Some of Harvey’s admiration springs from personal empathy. The 12-year high school coach, who helmed last year’s Ironwood Ridge freshman team, found his own southpaw pitching career ended by a similar shoulder injury.
When Berger’s shoulder forced him out of the rotation, he umpired Little League games and kept stats for the Nighthawk’s junior varsity squad, never removing his head from the game.
“Josh really has kind of an old-school baseball attitude,” Harvey said. “He’s got that attitude that not only is he there to play because he loves the game, but he’s there out of respect for the game.”

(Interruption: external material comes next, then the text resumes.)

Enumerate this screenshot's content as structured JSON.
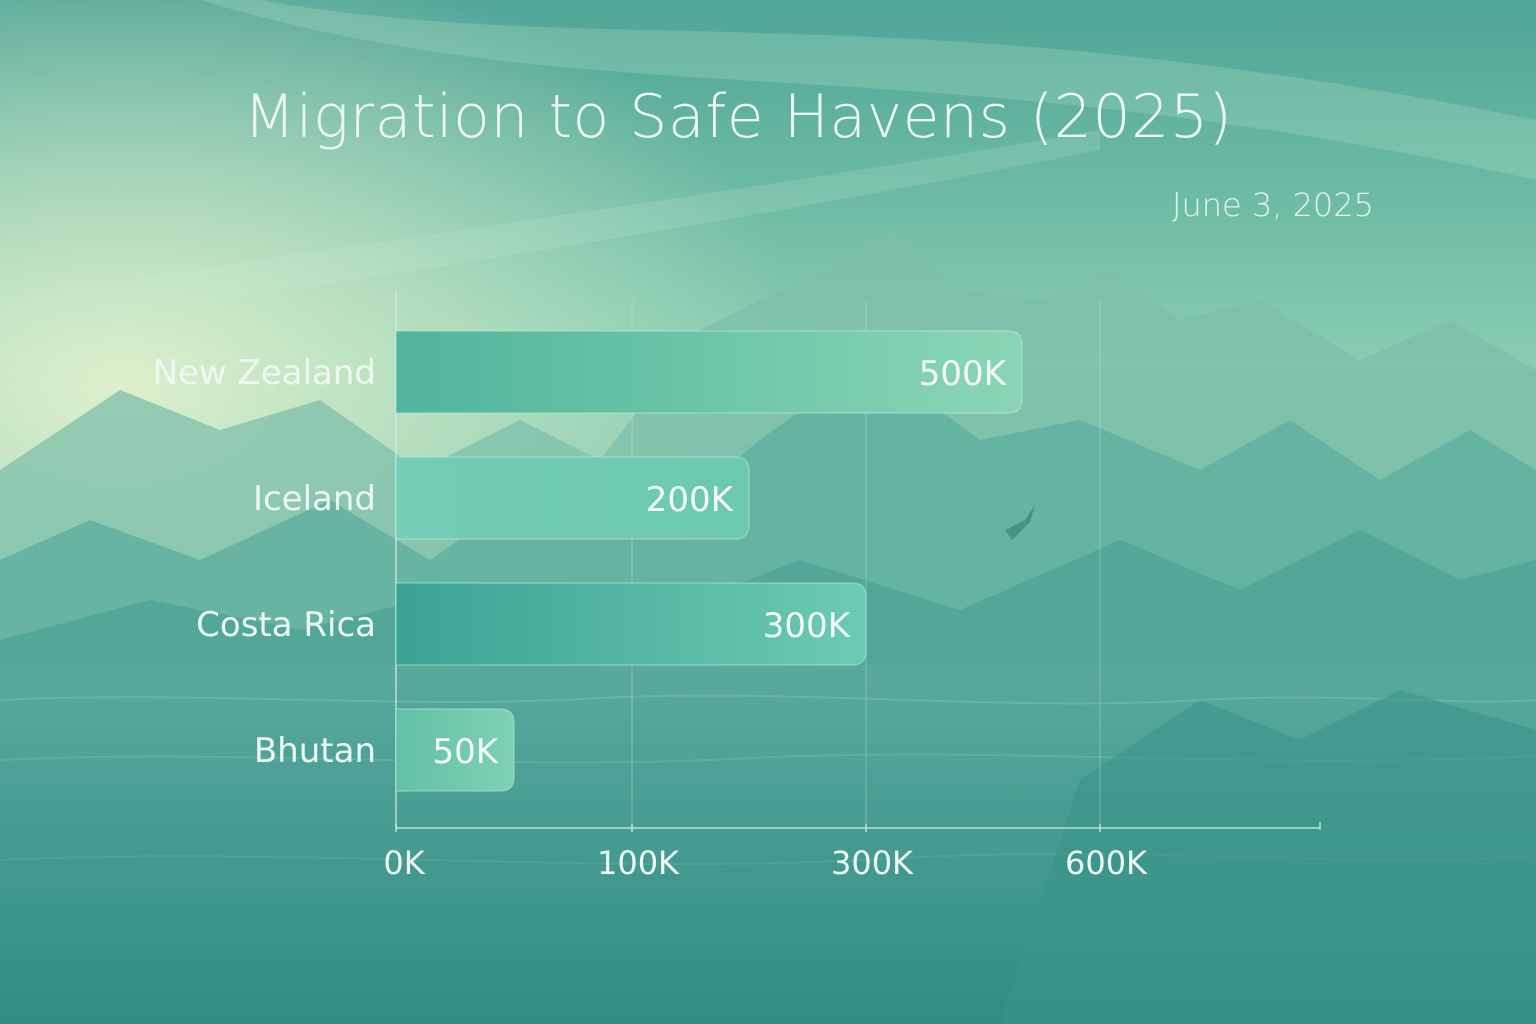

In a few weeks, Berger begins tentative throwing practice, before transitioning into off-season work with coaches.
Until then, his arm’s feeling good enough to sub for a local indie-rock band’s vacationing bassist to help burn off some energy.
Charged as he is to get back on the field, Berger says he’s content if all his efforts land him just a shot at college ball, instead of the big leagues.
To him, it’s all about the effort.
And besides, the recovery process has enlightened him to a career avenue — physical training.
“I just want to take it as far as it will go,” Berger said. “And once I’m there, I’ll be happy.”